The 24-year-old musician - who shot to fame after featuring on Chase & Status' track 'All Goes Wrong' two years ago - released his acclaimed debut album 'Lighting Matches' last year, and he's already completed his much-anticipated follow-up, which he has teased will be out next year.
Speaking exclusively to BANG Showbiz, Tom said: "It's amazing mate, I've written it now, so I'm ready to rumble, I'm ready to get it out.
"I'm gonna hit the ground running in 2020 and hopefully that'll be my breakthrough year!"
And the 'Something in the Water' singer admitted it's been difficult sitting on the new tracks.
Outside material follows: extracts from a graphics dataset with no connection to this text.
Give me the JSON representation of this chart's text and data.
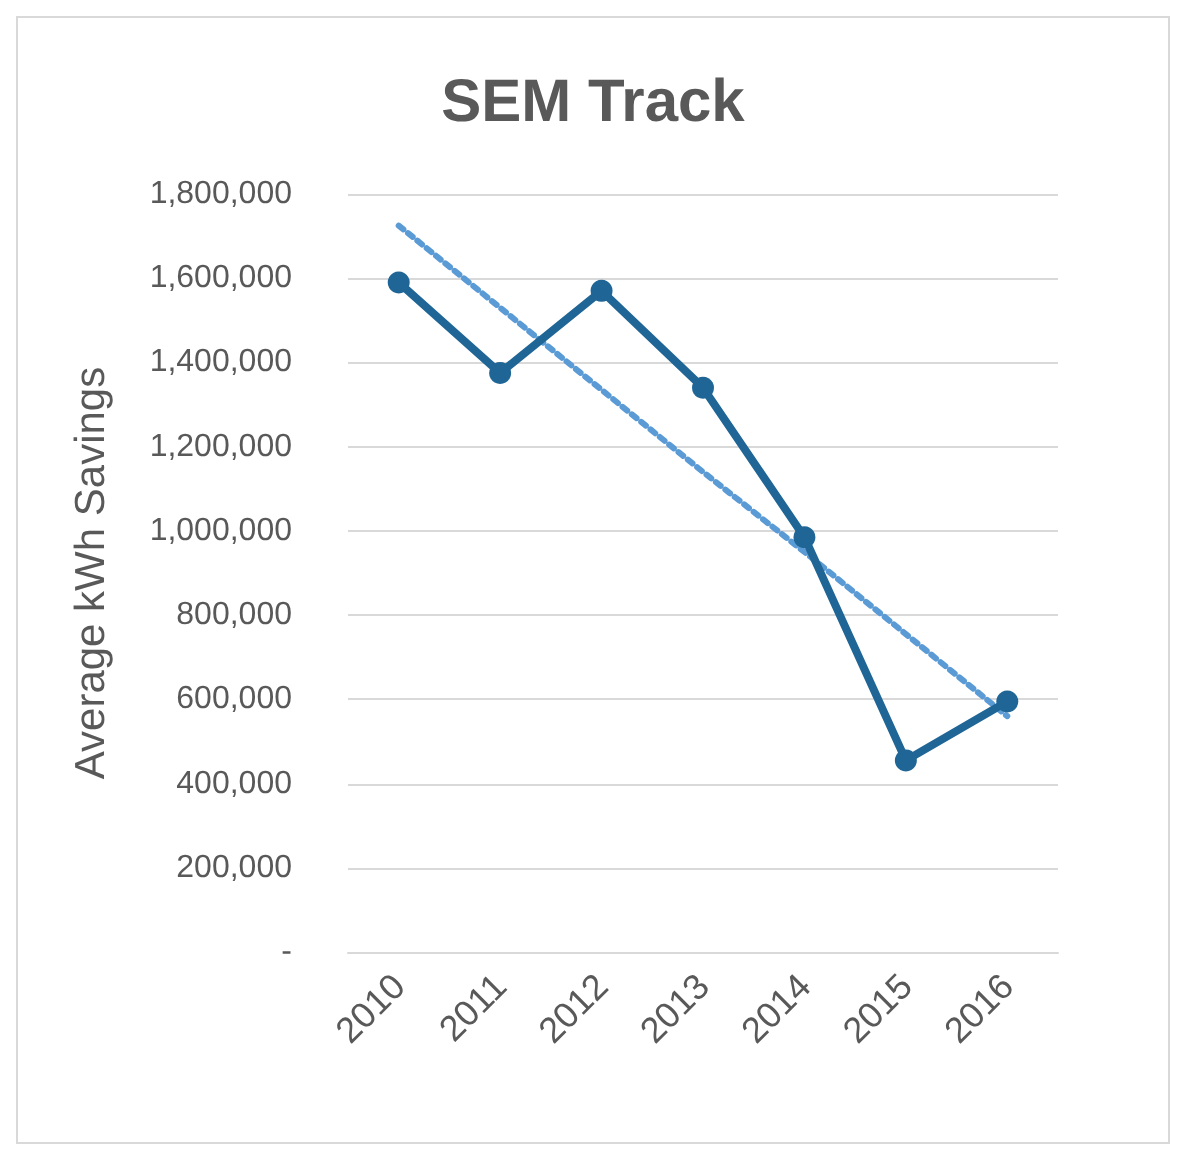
{
  "chart_data": {
    "type": "line",
    "title": "SEM Track",
    "ylabel": "Average kWh Savings",
    "categories": [
      "2010",
      "2011",
      "2012",
      "2013",
      "2014",
      "2015",
      "2016"
    ],
    "series": [
      {
        "color": "#1f6696",
        "values": [
          1590000,
          1375000,
          1570000,
          1340000,
          985000,
          455000,
          595000
        ],
        "marker": "circle",
        "line_style": "solid"
      },
      {
        "type": "line",
        "color": "#5b9bd5",
        "values": [
          1725000,
          1530000,
          1335000,
          1140000,
          950000,
          755000,
          560000
        ],
        "marker": "none",
        "line_style": "dotted"
      }
    ],
    "ylim": [
      0,
      1800000
    ],
    "yticks": [
      {
        "value": 0,
        "label": "-"
      },
      {
        "value": 200000,
        "label": "200,000"
      },
      {
        "value": 400000,
        "label": "400,000"
      },
      {
        "value": 600000,
        "label": "600,000"
      },
      {
        "value": 800000,
        "label": "800,000"
      },
      {
        "value": 1000000,
        "label": "1,000,000"
      },
      {
        "value": 1200000,
        "label": "1,200,000"
      },
      {
        "value": 1400000,
        "label": "1,400,000"
      },
      {
        "value": 1600000,
        "label": "1,600,000"
      },
      {
        "value": 1800000,
        "label": "1,800,000"
      }
    ],
    "grid": "y"
  }
}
He said: "It's been so hard, to know that there's really good songs in the bank - but patience is key, man.
"I'm usually like a dog with a bone, I want want want, and I want it now.
"But good things come when patience has been sat on."
Tom recently revealed love and heartbreak are strong themes for his new music but the popular singer/songwriter says his aim as a songwriter is to help others.
He explained: "It's important, that's how people get to know you and really believe what you're saying... I want people to actually relate to the story, and it can help them... It's nice, to be able to put your story out in the world. If you help someone, bonus! That's it! And if it inspires people to try and do it as well, then 100% man!"
Tom busked for the National Lottery 25th anniversary in Coventry city centre on Monday (21.10.19), and has worked with organisations who have received National Lottery funding and can see first-hand the impact it has.
As a winner of the Lotto funded BBC Music Introducing Award, Tom has praised them for helping young artists like himself get their music noticed.
The Bedford-born vocalist said: "The National Lottery are celebrating their 25th birthday, and how much money they give to support the arts.
"It's billions and billions of pounds and it's just so important to the UK. Celebrating kids and adults breaking in, giving people the chance to let their creativity out."
The National Lottery has raised £2.2 billion for the performing arts since the first draw in 1994.